A wave of U.S. employment data has left investors scratching their heads about the Federal Reserve’s future monetary policy, but the upcoming June consumer price index (CPI) report may provide more clarity on whether the central bank will need to continue its fight against inflation. The release of the June CPI report on Wednesday is expected to either signal the green light for a continued stock market rally or potentially derail the current momentum.

According to economists surveyed by Dow Jones, the June CPI report is predicted to show a 3.1% rise from the previous year, a slowdown from the 4% increase seen in the previous month. The core price measure, which excludes volatile food and fuel costs, is anticipated to rise 5.0% from a year earlier, down from 5.3% in May.

Tony Roth, Chief Investment Officer at Wilmington Trust, expects to see disinflation continue in June, particularly in the super-core inflation when excluding energy, food, and housing expenses. This trend could contribute to the narrative that the Fed is nearing the end of its tightening cycle.

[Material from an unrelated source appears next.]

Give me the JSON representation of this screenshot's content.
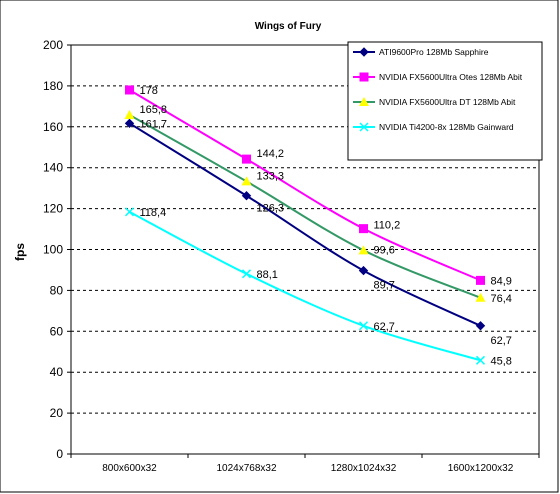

Roth also suggests that if the worst-case scenario of two more interest rate hikes occurs, it would support the belief that the Fed’s objective can be achieved.

On the other hand, Irene Tunkel, Chief Strategist of U.S. equity strategy at BCA Research, believes it will be challenging for the stock market, driven by bullish sentiment and excessive cash balances, to sustain its rally. Tunkel argues that without positive surprises in the CPI data, the market is more likely to decline. She also cautions against premature celebration, citing overly bullish sentiment, extended valuations for technology companies, and the impact of restrictive monetary policy.

The U.S. stock market has experienced a shift from fears of a “hard landing” earlier this year to hopes of a “soft landing” following the Fed’s decision to hold interest rates steady in June. Despite this, Fed Chair Jerome Powell cautioned that more rate increases are expected to combat inflation, with some policymakers forecasting two more quarter-point hikes in the second half of the year.

Investors have been grappling with mixed economic data this week. While U.S. stocks suffered losses after strong private sector job creation in June raised concerns about further rate hikes, a still-strong yet weaker-than-expected nonfarm payrolls report the following day divided opinions on whether policymakers should raise rates beyond expectations.

Fed-funds futures traders currently anticipate a more than 92% probability of a quarter-point interest rate increase later this month. However, expectations for another rate hike have faded somewhat for September and November.

David Lefkowitz, Head of Equities Americas at UBS Global Wealth Management, views the overall tone of the jobs data as a sign that the U.S. economy remains resilient. He emphasizes the importance of considering the interest rate moves in the context of the broader economy, attributing them to a better economic growth outlook rather than inflationary pressures. Lefkowitz also notes the potential for improved corporate profit growth compared to the second half of 2022.

Despite these optimistic perspectives, Irene Tunkel highlights the conundrum between economic growth and inflation, which complicates the current economic landscape. Tunkel explains that a long runway of strong growth may keep inflation from coming down, as the two factors are closely intertwined.

The week ended on a negative note for U.S. stocks, with the Dow Jones Industrial Average experiencing its largest weekly decline since March.